Waiting LocalStack S3 to start

In my previous blog post about LocalStack S3 setup I’ve included a hardcoded delay of 5 seconds before actually calling AWS SDK. This gives enough time when waiting LocalStack to start and be ready to accept incoming requests. However, what is actually enough?

Update

Localstack now supports waiting functionality out of the box. See my example of SnsTestReceiver usage. The blogpost is not relevant any more :)

TL;DR;

~~The source code of my console app which waits for LocalStack S3 to start is on my GitHub.~~

Waiting LocalStack S3

If you need to run resource hungry mocked services in dockerized environment on a busy build server, sometimes 5s might not be enough, and you would catch LocalStack off guard, and instead of receiving still busy, try again like warning message, you get an exception, and in some cases the container simply dies…

To simulate such scenario I used my previous app, and I’ve added CPU and memory limits in docker-compose.yml file.

localstack-s3test:
deploy:
resources:
limits:
cpus: '0.25'
memory: 250M

Starting docker compose v3 you can only limit resources, when running in swarm mode. To work around this, need to pass “–compatibility” flag.

docker-compose --compatibility up --build

The outcome is illustrated in following screenshots.

Giving full CPU and at 150 MB of memory was enough to run everything smoothly giving mere 5 seconds for LocalStack to get ready, however on the actual build server you might end up waiting even 60-90 seconds just to be safe…

Solution

Just for an interesting exercise, by no means production-ready code, I was looking for an alternative way to know that LocalStack is ready to accept S3 requests. While in ideal world the mock service should not die, it was an interesting research to work around this limitation.

I’ve noticed that hitting Refresh button in LocalStack Dashboard calls /graph endpoint to know if and how many nodes (mock services) are available, i.e. healthy and ready to accept incoming requests. Bullseye!

And when S3 is ready, we get OK status code. We can even specify bucket name to make sure a specific service is up and running. So the idea is to send HTTP request to /graph endpoint, and retry until success response is received, or until our internal timeout is reached.

Waiting for over a minute, and observing several max retry reached exceptions, the s3testapp finally received OK response, and run all tests successfully. S3 service was still running, and Dashboard displaying it also. Looks much better, right?

Code

The idea is following:

Create CancellationToken to set internal timeout, just not to end up waiting LocalStack to start forever :)
While cancelation is not requested in the token, send HTTP POST request to LocalStack /graph endpoint with 3 seconds timeout.
When HTTP request response is success, call S3 SDK to try to access and/or create the S3 bucket
If S3 SDK call was successful, report success and break the while loop.
And if anything failed, ie response not successful, exception thrown, 3s timeout reached, then report error, wait 1s and get back to step #2.

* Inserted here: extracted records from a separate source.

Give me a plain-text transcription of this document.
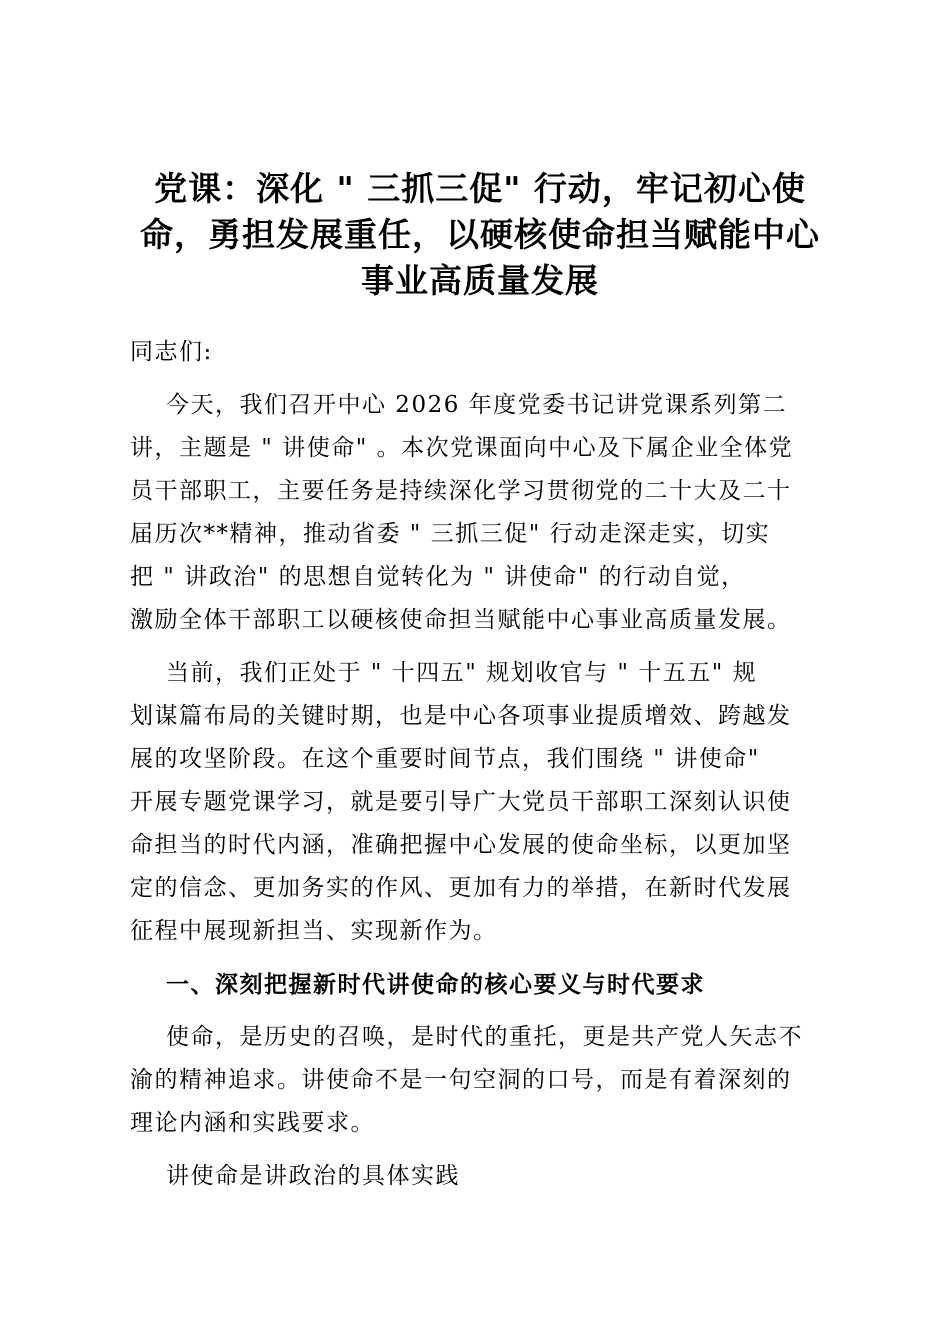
党课：深化 " 三抓三促" 行动，牢记初心使
命，勇担发展重任，以硬核使命担当赋能中心
事业高质量发展
同志们:
今天，我们召开中心 2026 年度党委书记讲党课系列第二
讲，主题是 " 讲使命" 。本次党课面向中心及下属企业全体党
员干部职工，主要任务是持续深化学习贯彻党的二十大及二十
届历次**精神，推动省委 " 三抓三促" 行动走深走实，切实
把 " 讲政治" 的思想自觉转化为 " 讲使命" 的行动自觉，
激励全体干部职工以硬核使命担当赋能中心事业高质量发展。
当前，我们正处于 " 十四五" 规划收官与 " 十五五" 规
划谋篇布局的关键时期，也是中心各项事业提质增效、跨越发
展的攻坚阶段。在这个重要时间节点，我们围绕 " 讲使命"
开展专题党课学习，就是要引导广大党员干部职工深刻认识使
命担当的时代内涵，准确把握中心发展的使命坐标，以更加坚
定的信念、更加务实的作风、更加有力的举措，在新时代发展
征程中展现新担当、实现新作为。
一、深刻把握新时代讲使命的核心要义与时代要求
使命，是历史的召唤，是时代的重托，更是共产党人矢志不
渝的精神追求。讲使命不是一句空洞的口号，而是有着深刻的
理论内涵和实践要求。
讲使命是讲政治的具体实践
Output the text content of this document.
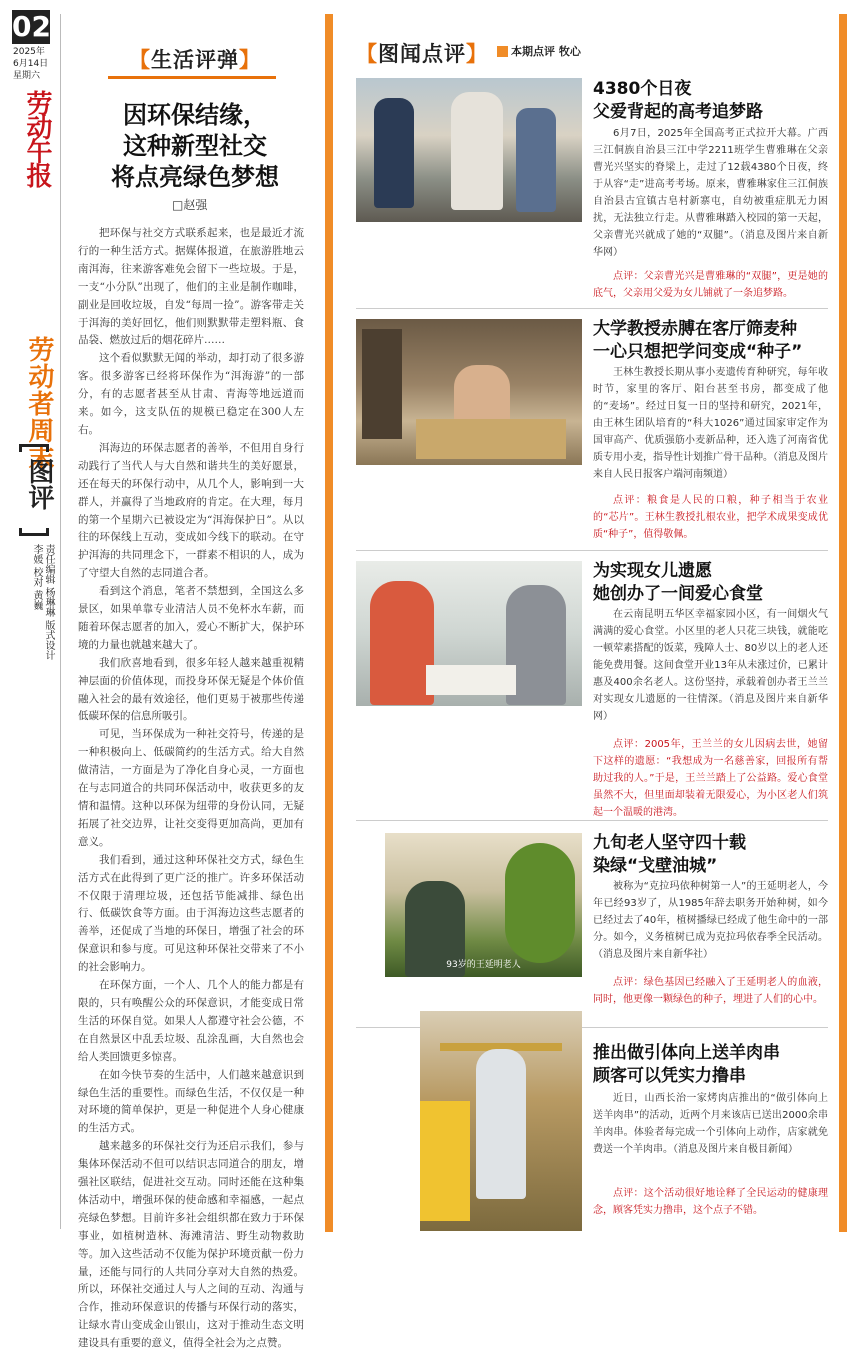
02
2025年
6月14日
星期六
劳动午报
劳动者周末
图评
责任编辑 杨琳琳 版式设计 李媛 校对 黄巍
【生活评弹】
因环保结缘，
这种新型社交
将点亮绿色梦想
□赵强

把环保与社交方式联系起来，也是最近才流行的一种生活方式。据媒体报道，在旅游胜地云南洱海，往来游客难免会留下一些垃圾。于是，一支“小分队”出现了，他们的主业是制作咖啡，副业是回收垃圾，自发“每周一捡”。游客带走关于洱海的美好回忆，他们则默默带走塑料瓶、食品袋、燃放过后的烟花碎片……

这个看似默默无闻的举动，却打动了很多游客。很多游客已经将环保作为“洱海游”的一部分，有的志愿者甚至从甘肃、青海等地远道而来。如今，这支队伍的规模已稳定在300人左右。

洱海边的环保志愿者的善举，不但用自身行动践行了当代人与大自然和谐共生的美好愿景，还在每天的环保行动中，从几个人，影响到一大群人，并赢得了当地政府的肯定。在大理，每月的第一个星期六已被设定为“洱海保护日”。从以往的环保线上互动，变成如今线下的联动。在守护洱海的共同理念下，一群素不相识的人，成为了守望大自然的志同道合者。

看到这个消息，笔者不禁想到，全国这么多景区，如果单靠专业清洁人员不免杯水车薪，而随着环保志愿者的加入，爱心不断扩大，保护环境的力量也就越来越大了。

我们欣喜地看到，很多年轻人越来越重视精神层面的价值体现，而投身环保无疑是个体价值融入社会的最有效途径，他们更易于被那些传递低碳环保的信息所吸引。

可见，当环保成为一种社交符号，传递的是一种积极向上、低碳简约的生活方式。给大自然做清洁，一方面是为了净化自身心灵，一方面也在与志同道合的共同环保活动中，收获更多的友情和温情。这种以环保为纽带的身份认同，无疑拓展了社交边界，让社交变得更加高尚，更加有意义。

我们看到，通过这种环保社交方式，绿色生活方式在此得到了更广泛的推广。许多环保活动不仅限于清理垃圾，还包括节能减排、绿色出行、低碳饮食等方面。由于洱海边这些志愿者的善举，还促成了当地的环保日，增强了社会的环保意识和参与度。可见这种环保社交带来了不小的社会影响力。

在环保方面，一个人、几个人的能力都是有限的，只有唤醒公众的环保意识，才能变成日常生活的环保自觉。如果人人都遵守社会公德，不在自然景区中乱丢垃圾、乱涂乱画，大自然也会给人类回馈更多惊喜。

在如今快节奏的生活中，人们越来越意识到绿色生活的重要性。而绿色生活，不仅仅是一种对环境的简单保护，更是一种促进个人身心健康的生活方式。

越来越多的环保社交行为还启示我们，参与集体环保活动不但可以结识志同道合的朋友，增强社区联结，促进社交互动。同时还能在这种集体活动中，增强环保的使命感和幸福感，一起点亮绿色梦想。目前许多社会组织都在致力于环保事业，如植树造林、海滩清洁、野生动物救助等。加入这些活动不仅能为保护环境贡献一份力量，还能与同行的人共同分享对大自然的热爱。所以，环保社交通过人与人之间的互动、沟通与合作，推动环保意识的传播与环保行动的落实，让绿水青山变成金山银山，这对于推动生态文明建设具有重要的意义，值得全社会为之点赞。

【图闻点评】 本期点评 牧心
4380个日夜
父爱背起的高考追梦路
6月7日，2025年全国高考正式拉开大幕。广西三江侗族自治县三江中学2211班学生曹雅琳在父亲曹光兴坚实的脊梁上，走过了12载4380个日夜，终于从容“走”进高考考场。原来，曹雅琳家住三江侗族自治县古宜镇古皂村新寨屯，自幼被重症肌无力困扰，无法独立行走。从曹雅琳踏入校园的第一天起，父亲曹光兴就成了她的“双腿”。（消息及图片来自新华网）
点评：父亲曹光兴是曹雅琳的“双腿”，更是她的底气，父亲用父爱为女儿铺就了一条追梦路。
大学教授赤膊在客厅筛麦种
一心只想把学问变成“种子”
王林生教授长期从事小麦遗传育种研究，每年收时节，家里的客厅、阳台甚至书房，都变成了他的“麦场”。经过日复一日的坚持和研究，2021年，由王林生团队培育的“科大1026”通过国家审定作为国审高产、优质强筋小麦新品种，还入选了河南省优质专用小麦，指导性计划推广骨干品种。（消息及图片来自人民日报客户端河南频道）
点评：粮食是人民的口粮，种子相当于农业的“芯片”。王林生教授扎根农业，把学术成果变成优质“种子”，值得敬佩。
为实现女儿遗愿
她创办了一间爱心食堂
在云南昆明五华区幸福家园小区，有一间烟火气满满的爱心食堂。小区里的老人只花三块钱，就能吃一顿荤素搭配的饭菜，残障人士、80岁以上的老人还能免费用餐。这间食堂开业13年从未涨过价，已累计惠及400余名老人。这份坚持，承载着创办者王兰兰对实现女儿遗愿的一往情深。（消息及图片来自新华网）
点评：2005年，王兰兰的女儿因病去世，她留下这样的遗愿：“我想成为一名慈善家，回报所有帮助过我的人。”于是，王兰兰踏上了公益路。爱心食堂虽然不大，但里面却装着无限爱心，为小区老人们筑起一个温暖的港湾。
93岁的王延明老人
九旬老人坚守四十载
染绿“戈壁油城”
被称为“克拉玛依种树第一人”的王延明老人，今年已经93岁了，从1985年辞去职务开始种树，如今已经过去了40年，植树播绿已经成了他生命中的一部分。如今，义务植树已成为克拉玛依春季全民活动。（消息及图片来自新华社）
点评：绿色基因已经融入了王延明老人的血液，同时，他更像一颗绿色的种子，埋进了人们的心中。
推出做引体向上送羊肉串
顾客可以凭实力撸串
近日，山西长治一家烤肉店推出的“做引体向上送羊肉串”的活动，近两个月来该店已送出2000余串羊肉串。体验者每完成一个引体向上动作，店家就免费送一个羊肉串。（消息及图片来自极目新闻）
点评：这个活动很好地诠释了全民运动的健康理念，顾客凭实力撸串，这个点子不错。
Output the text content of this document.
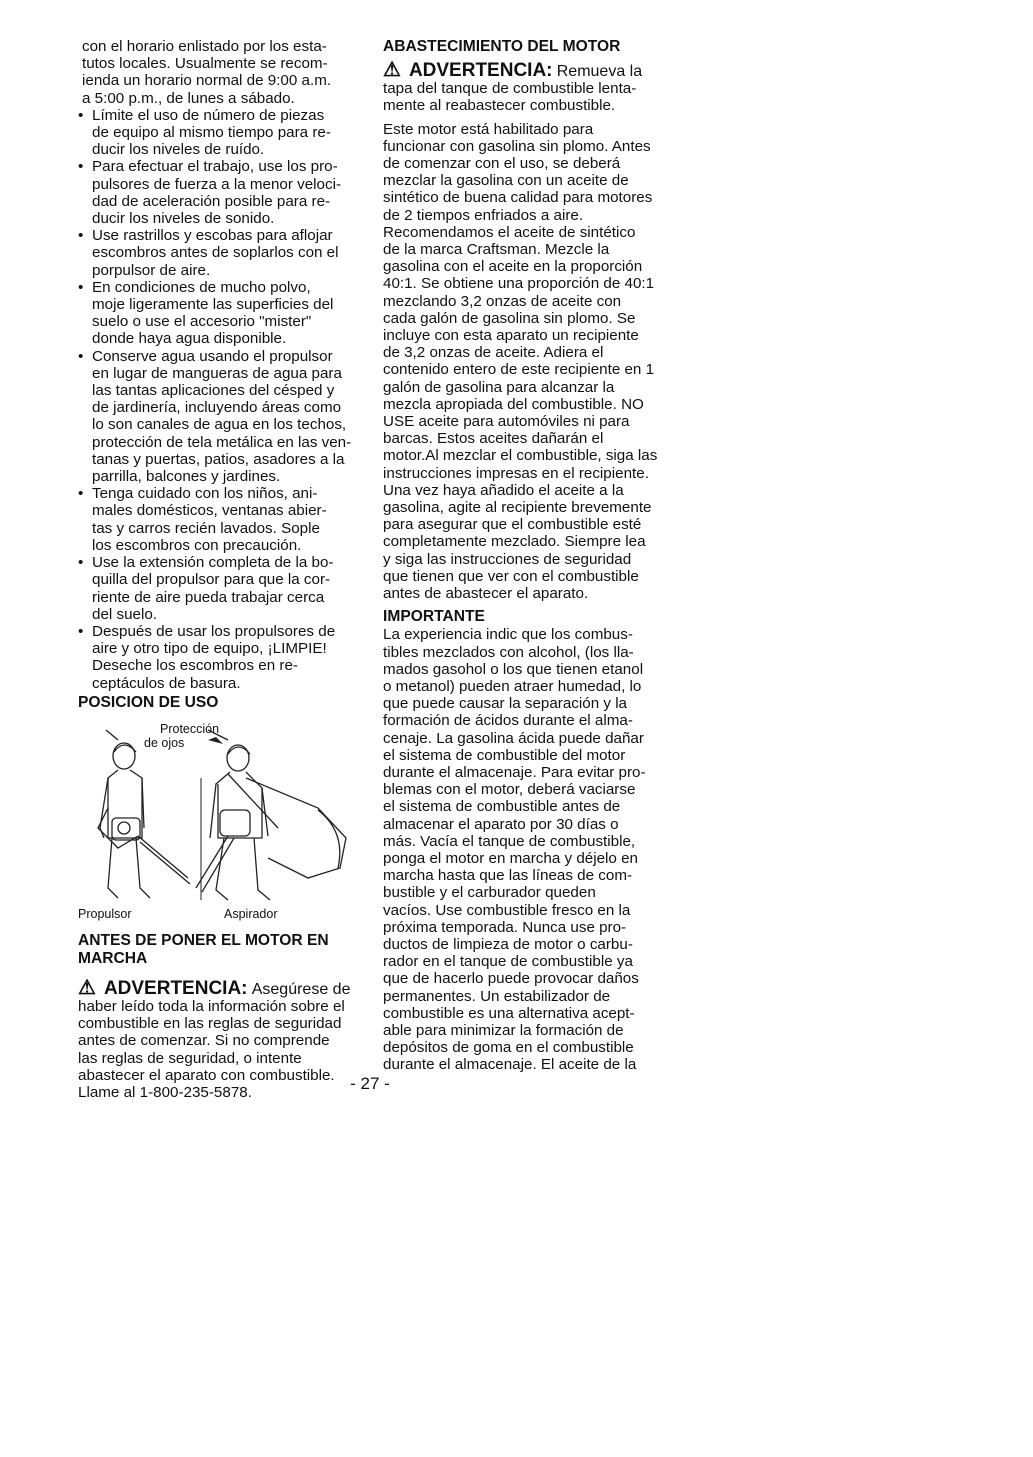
con el horario enlistado por los esta-
tutos locales. Usualmente se recom-
ienda un horario normal de 9:00 a.m.
a 5:00 p.m., de lunes a sábado.
• Límite el uso de número de piezas
de equipo al mismo tiempo para re-
ducir los niveles de ruído.
• Para efectuar el trabajo, use los pro-
pulsores de fuerza a la menor veloci-
dad de aceleración posible para re-
ducir los niveles de sonido.
• Use rastrillos y escobas para aflojar
escombros antes de soplarlos con el
porpulsor de aire.
• En condiciones de mucho polvo,
moje ligeramente las superficies del
suelo o use el accesorio "mister"
donde haya agua disponible.
• Conserve agua usando el propulsor
en lugar de mangueras de agua para
las tantas aplicaciones del césped y
de jardinería, incluyendo áreas como
lo son canales de agua en los techos,
protección de tela metálica en las ven-
tanas y puertas, patios, asadores a la
parrilla, balcones y jardines.
• Tenga cuidado con los niños, ani-
males domésticos, ventanas abier-
tas y carros recién lavados. Sople
los escombros con precaución.
• Use la extensión completa de la bo-
quilla del propulsor para que la cor-
riente de aire pueda trabajar cerca
del suelo.
• Después de usar los propulsores de
aire y otro tipo de equipo, ¡LIMPIE!
Deseche los escombros en re-
ceptáculos de basura.
POSICION DE USO
Protección
de ojos
Propulsor	Aspirador
ANTES DE PONER EL MOTOR EN
MARCHA
⚠ ADVERTENCIA: Asegúrese de
haber leído toda la información sobre el
combustible en las reglas de seguridad
antes de comenzar. Si no comprende
las reglas de seguridad, o intente
abastecer el aparato con combustible.
Llame al 1-800-235-5878.
ABASTECIMIENTO DEL MOTOR
⚠ ADVERTENCIA: Remueva la
tapa del tanque de combustible lenta-
mente al reabastecer combustible.
Este motor está habilitado para
funcionar con gasolina sin plomo. Antes
de comenzar con el uso, se deberá
mezclar la gasolina con un aceite de
sintético de buena calidad para motores
de 2 tiempos enfriados a aire.
Recomendamos el aceite de sintético
de la marca Craftsman. Mezcle la
gasolina con el aceite en la proporción
40:1. Se obtiene una proporción de 40:1
mezclando 3,2 onzas de aceite con
cada galón de gasolina sin plomo. Se
incluye con esta aparato un recipiente
de 3,2 onzas de aceite. Adiera el
contenido entero de este recipiente en 1
galón de gasolina para alcanzar la
mezcla apropiada del combustible. NO
USE aceite para automóviles ni para
barcas. Estos aceites dañarán el
motor.Al mezclar el combustible, siga las
instrucciones impresas en el recipiente.
Una vez haya añadido el aceite a la
gasolina, agite al recipiente brevemente
para asegurar que el combustible esté
completamente mezclado. Siempre lea
y siga las instrucciones de seguridad
que tienen que ver con el combustible
antes de abastecer el aparato.
IMPORTANTE
La experiencia indic que los combus-
tibles mezclados con alcohol, (los lla-
mados gasohol o los que tienen etanol
o metanol) pueden atraer humedad, lo
que puede causar la separación y la
formación de ácidos durante el alma-
cenaje. La gasolina ácida puede dañar
el sistema de combustible del motor
durante el almacenaje. Para evitar pro-
blemas con el motor, deberá vaciarse
el sistema de combustible antes de
almacenar el aparato por 30 días o
más. Vacía el tanque de combustible,
ponga el motor en marcha y déjelo en
marcha hasta que las líneas de com-
bustible y el carburador queden
vacíos. Use combustible fresco en la
próxima temporada. Nunca use pro-
ductos de limpieza de motor o carbu-
rador en el tanque de combustible ya
que de hacerlo puede provocar daños
permanentes. Un estabilizador de
combustible es una alternativa acept-
able para minimizar la formación de
depósitos de goma en el combustible
durante el almacenaje. El aceite de la
- 27 -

The actual implementation is below.

public class LocalstackSetup
{
    private readonly LocalstackSettings _settings;
    private readonly IAmazonS3 _s3Client;

    public LocalstackSetup(LocalstackSettings settings, IS3ClientFactory s3ClientFactory)
    {
        _settings = settings ?? throw new ArgumentNullException(nameof(settings));
        if (s3ClientFactory == null)
            throw new ArgumentNullException(nameof(s3ClientFactory));

        _s3Client = s3ClientFactory.CreateClient();
    }

    public async Task WaitForInit(TimeSpan timeout)
    {
        var cts = new CancellationTokenSource();
        cts.CancelAfter(timeout);

        var request = new GraphRequest
        {
            AwsEnvironment = "dev"
        };

        while (!cts.IsCancellationRequested)
        {
            try
            {
                using (var httpCliet = new HttpClient())
                {
                    LogHelper.Log(LogLevel.INFO, "Checking LocalStack health...");

                    httpCliet.Timeout = TimeSpan.FromSeconds(3);
                    var content = new StringContent(JsonConvert.SerializeObject(request), Encoding.UTF8, "application/json");
                    var response = await httpCliet.PostAsync(_settings.DashboardGraphUrl, content, cts.Token);
                    if (response.IsSuccessStatusCode)
                    {
                        await _s3Client.EnsureBucketExistsAsync(_settings.Bucket);
                        LogHelper.Log(LogLevel.INFO, "LocalStack S3 ready!");
                        break;
                    }
                }
            }
            catch (Exception ex)
            {
                LogHelper.Log(LogLevel.WARN, $"Health check response: {ex.Message}");
                await Task.Delay(1000, cts.Token);
            }
        }
    }
}

And the actual call to the wait method below.

// ...
var localstackSetup = container.GetInstance<LocalstackSetup>();
await localstackSetup.WaitForInit(TimeSpan.FromSeconds(90));

Downsides

While this solution works, however it has several drawbacks.

Application code must have knowledge about the infrastructure.
Implementation is a bit heavy, requires several classes for a simple health check.
And need to have LocalStack Dashboard URL in your config.

Notes

Make sure to have enough memory for the container in general, or the whole container might crash with error 137.

localstack-s3test | Killed
localstack-s3test | make: *** [Makefile:40: infra] Error 137

Conclusion

I would probably stick to hard-coded timeout for the sake of simplicity, unless load and resources on the build server are varying greatly to justify this implementation. Nevertheless, it was an interesting technical exercise :)

Update 27/01/2019

Upgraded source code to the latest .NET Core 2.1.

Update 03/10/2020

Use the built in start and wait functionality.